2.3 Challenging Scenarios for SZZ

Various empirical studies  Herzig et al. (2016); Mills et al. (2020); Herbold et al. (2022a); Fan et al. (2019); Rodríguez-Pérez et al. (2020); Rezk et al. (2021) reveal that the accuracy of SZZ diminishes notably in two specific scenarios, i.e., with tangled commits and ghost commits. We depict these two scenarios in Fig. 3 and describe them in further detail.

Fig. 3
figure 3

Current workflow of SZZ with Tangled commit (\(C_5\)) and Ghost commit (\(C_3\)) for the bug-introducing commit(s) from a bug-fixing commit

2.3.1 Tangled Commits

A commit is considered tangled when it addresses multiple objectives or functions, such as implementing new features, fixing bugs, or refactoring Kawrykow and Robillard (2011).
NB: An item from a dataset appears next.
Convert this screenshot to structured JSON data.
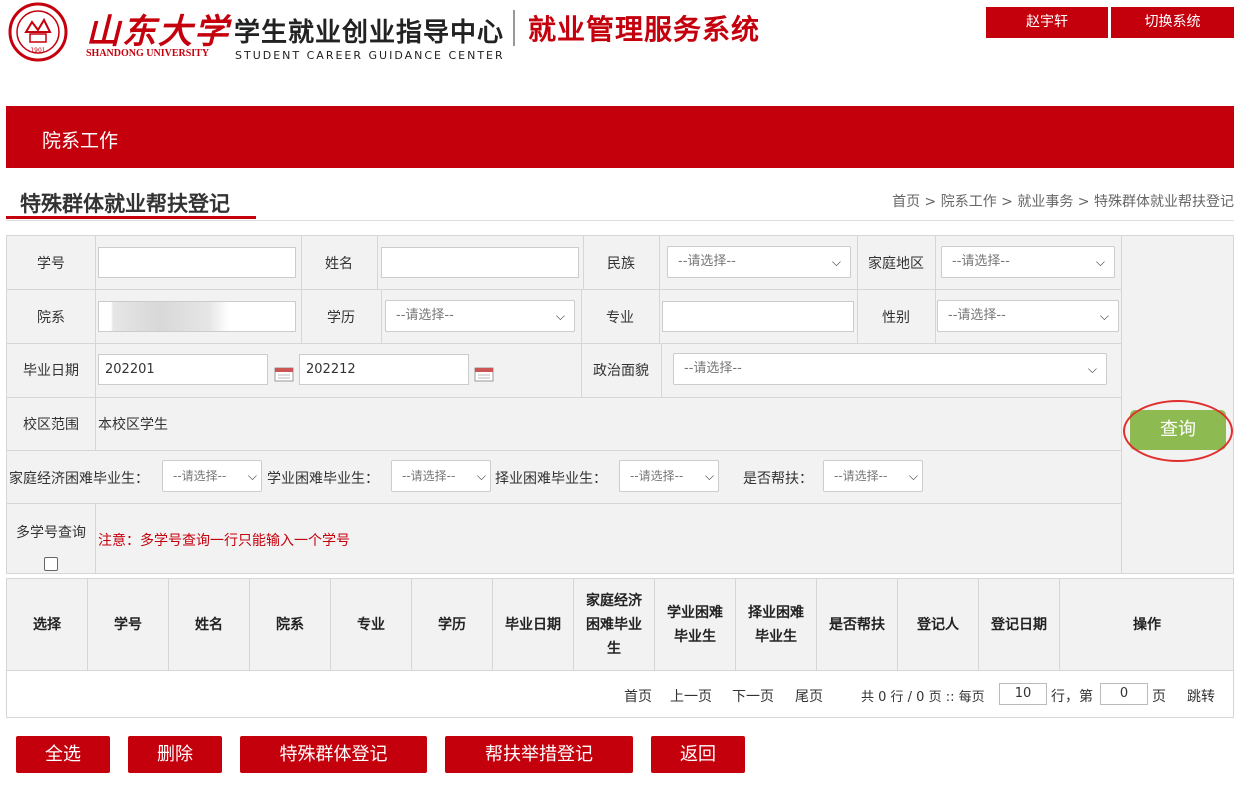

Figure 3 displays the tangled commit \(C_5\) where numerous unrelated files might be adjusted. This misleads SZZ to associate this bug-fixing commit with commit \(C_1\), even if it is not a bug-introducing commit. Indeed, a number of prior studies have highlighted that tangled commits pose challenges for data analysis and classification algorithms, notably in identifying bug-fixing and bug-introducing commits Herzig et al. (2016); Fan et al. (2019); Mills et al. (2020); Herbold et al. (2022a). Mills et al. (2020) conducted a manual assessment of 2,311 bug-fixing changes spanning 15 projects, revealing that half of these commits were tangled. Herbold et al. (2022a) examined 2,238 bugs across 28 projects to measure the prevalence of tangled commits: they found that only 38% of the modified lines within bug-fixing commits were needed to fix a bug.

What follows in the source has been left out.